Economic Trends for Manufacturers

Tracking Current Economic Indicators and Analyzing Data that Impacts the Industry

Manufacturing expansion, we hardly knew you. The uncertainty of global trade, along with the reemergence of inflation concerns, has thrown the ISM’s Purchasing Managers Index back into contraction territory two months in a row now, after two months of expansion earlier this year. That means since October 2022, we’ve only seen two months with a manufacturing PMI of 50 or above.

Note: While ISM’s index shows manufacturing continuing to struggle, it also shows the overall economy in expansion territory ever since May 2020. And although the buzz continues around the uncertainty based on the administration’s trade policies, a number of reputable institutions are lowering their expectations for a recession this year.

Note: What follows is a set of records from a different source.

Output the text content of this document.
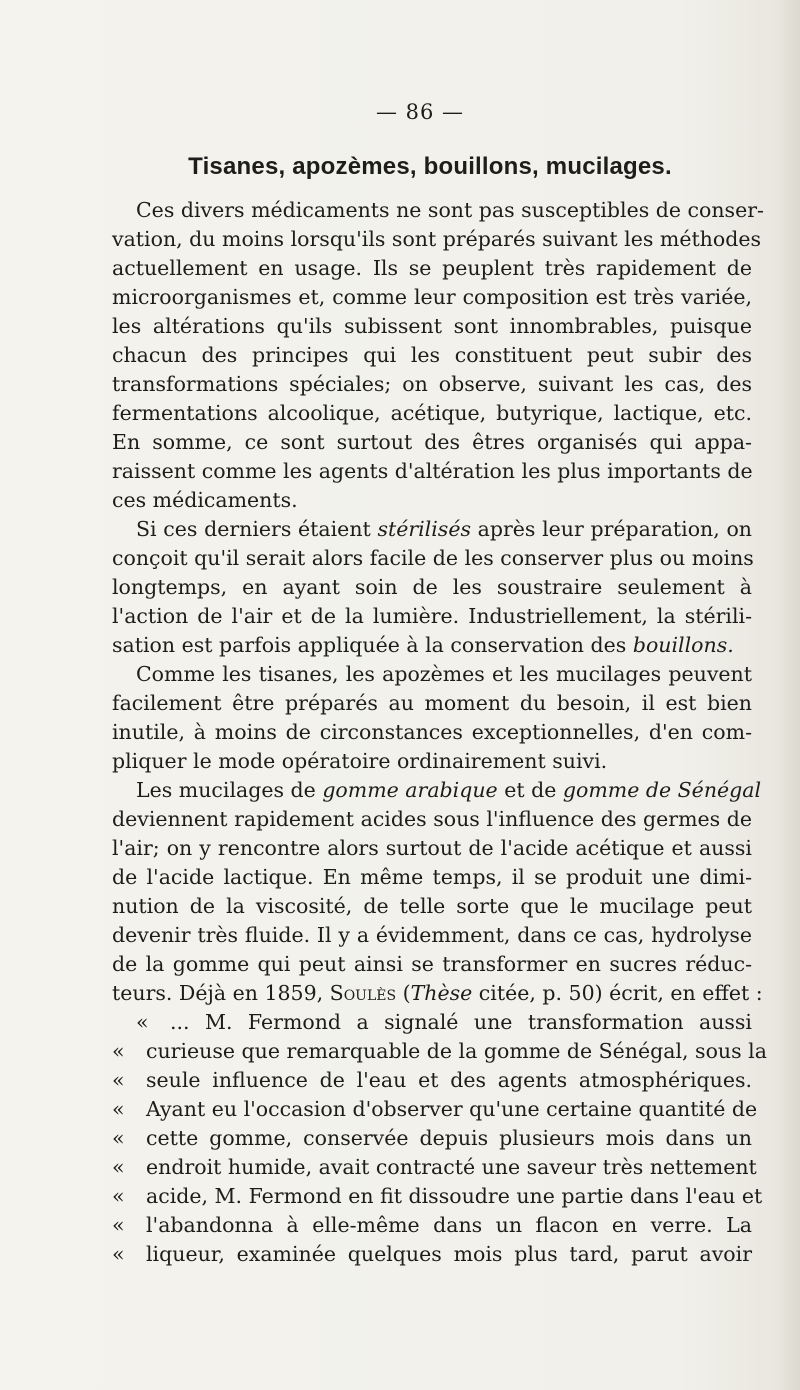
— 86 —
Tisanes, apozèmes, bouillons, mucilages.
Ces divers médicaments ne sont pas susceptibles de conser-
vation, du moins lorsqu'ils sont préparés suivant les méthodes
actuellement en usage. Ils se peuplent très rapidement de
microorganismes et, comme leur composition est très variée,
les altérations qu'ils subissent sont innombrables, puisque
chacun des principes qui les constituent peut subir des
transformations spéciales; on observe, suivant les cas, des
fermentations alcoolique, acétique, butyrique, lactique, etc.
En somme, ce sont surtout des êtres organisés qui appa-
raissent comme les agents d'altération les plus importants de
ces médicaments.
Si ces derniers étaient stérilisés après leur préparation, on
conçoit qu'il serait alors facile de les conserver plus ou moins
longtemps, en ayant soin de les soustraire seulement à
l'action de l'air et de la lumière. Industriellement, la stérili-
sation est parfois appliquée à la conservation des bouillons.
Comme les tisanes, les apozèmes et les mucilages peuvent
facilement être préparés au moment du besoin, il est bien
inutile, à moins de circonstances exceptionnelles, d'en com-
pliquer le mode opératoire ordinairement suivi.
Les mucilages de gomme arabique et de gomme de Sénégal
deviennent rapidement acides sous l'influence des germes de
l'air; on y rencontre alors surtout de l'acide acétique et aussi
de l'acide lactique. En même temps, il se produit une dimi-
nution de la viscosité, de telle sorte que le mucilage peut
devenir très fluide. Il y a évidemment, dans ce cas, hydrolyse
de la gomme qui peut ainsi se transformer en sucres réduc-
teurs. Déjà en 1859, Soulès (Thèse citée, p. 50) écrit, en effet :
« ... M. Fermond a signalé une transformation aussi
« curieuse que remarquable de la gomme de Sénégal, sous la
« seule influence de l'eau et des agents atmosphériques.
« Ayant eu l'occasion d'observer qu'une certaine quantité de
« cette gomme, conservée depuis plusieurs mois dans un
« endroit humide, avait contracté une saveur très nettement
« acide, M. Fermond en fit dissoudre une partie dans l'eau et
« l'abandonna à elle-même dans un flacon en verre. La
« liqueur, examinée quelques mois plus tard, parut avoir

JPMorgan and Morgan Stanley both say that probability has now dropped below 50%. Despite trade tensions currently easing, concerns about the fiscal health of the U.S. (culminating in Moody’s sovereign credit rating downgrade) are adding new pressures on the economy.

Speaking of the reemergence of inflation concerns: We saw consumer prices increase 0.2% in April and 2.3% over the past 12 months. That said, Goldman Sachs economists have increased their forecasts for inflation in 2025 and 2026 based on an expected increase in personal consumption expenditures.

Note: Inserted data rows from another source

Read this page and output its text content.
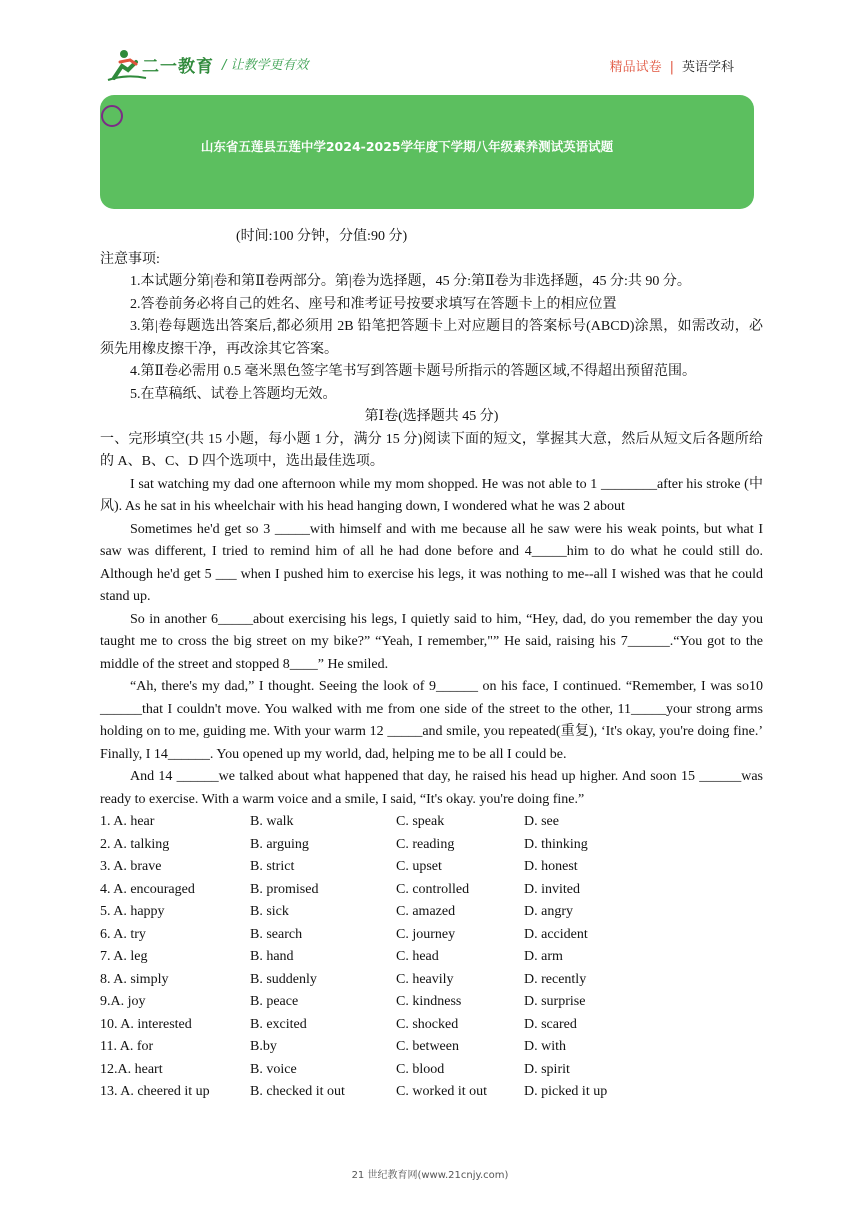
二一教育 / 让教学更有效	精品试卷 | 英语学科
山东省五莲县五莲中学2024-2025学年度下学期八年级素养测试英语试题

(时间:100 分钟，分值:90 分)

注意事项:

1.本试题分第|卷和第Ⅱ卷两部分。第|卷为选择题，45 分:第Ⅱ卷为非选择题，45 分:共 90 分。

2.答卷前务必将自己的姓名、座号和准考证号按要求填写在答题卡上的相应位置

3.第|卷每题选出答案后,都必须用 2B 铅笔把答题卡上对应题目的答案标号(ABCD)涂黑，如需改动，必须先用橡皮擦干净，再改涂其它答案。

4.第Ⅱ卷必需用 0.5 毫米黑色签字笔书写到答题卡题号所指示的答题区域,不得超出预留范围。

5.在草稿纸、试卷上答题均无效。

第Ⅰ卷(选择题共 45 分)

一、完形填空(共 15 小题，每小题 1 分，满分 15 分)阅读下面的短文，掌握其大意，然后从短文后各题所给的 A、B、C、D 四个选项中，选出最佳选项。

I sat watching my dad one afternoon while my mom shopped. He was not able to 1 ________after his stroke (中风). As he sat in his wheelchair with his head hanging down, I wondered what he was 2 about

Sometimes he'd get so 3 _____with himself and with me because all he saw were his weak points, but what I saw was different, I tried to remind him of all he had done before and 4_____him to do what he could still do. Although he'd get 5 ___ when I pushed him to exercise his legs, it was nothing to me--all I wished was that he could stand up.

So in another 6_____about exercising his legs, I quietly said to him, “Hey, dad, do you remember the day you taught me to cross the big street on my bike?” “Yeah, I remember,"” He said, raising his 7______.“You got to the middle of the street and stopped 8____” He smiled.

“Ah, there's my dad,” I thought. Seeing the look of 9______ on his face, I continued. “Remember, I was so10 ______that I couldn't move. You walked with me from one side of the street to the other, 11_____your strong arms holding on to me, guiding me. With your warm 12 _____and smile, you repeated(重复), ‘It's okay, you're doing fine.’ Finally, I 14______. You opened up my world, dad, helping me to be all I could be.

And 14 ______we talked about what happened that day, he raised his head up higher. And soon 15 ______was ready to exercise. With a warm voice and a smile, I said, “It's okay. you're doing fine.”

1. A. hear	B. walk	C. speak	D. see
2. A. talking	B. arguing	C. reading	D. thinking
3. A. brave	B. strict	C. upset	D. honest
4. A. encouraged	B. promised	C. controlled	D. invited
5. A. happy	B. sick	C. amazed	D. angry
6. A. try	B. search	C. journey	D. accident
7. A. leg	B. hand	C. head	D. arm
8. A. simply	B. suddenly	C. heavily	D. recently
9.A. joy	B. peace	C. kindness	D. surprise
10. A. interested	B. excited	C. shocked	D. scared
11. A. for	B.by	C. between	D. with
12.A. heart	B. voice	C. blood	D. spirit
13. A. cheered it up	B. checked it out	C. worked it out	D. picked it up
21 世纪教育网(www.21cnjy.com)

A key concern for manufacturers regarding a recurrence of inflation is how to manage cost increases. During the pandemic’s supply chain crisis there was some flexibility for producers to pass along cost increases, yet there may be limits to that this time around. Wholesale prices decreased 0.5% in April and the cost of imports is expected to increase over the coming months. Manufacturers will be walking a tightrope between absorbing and passing along the higher costs.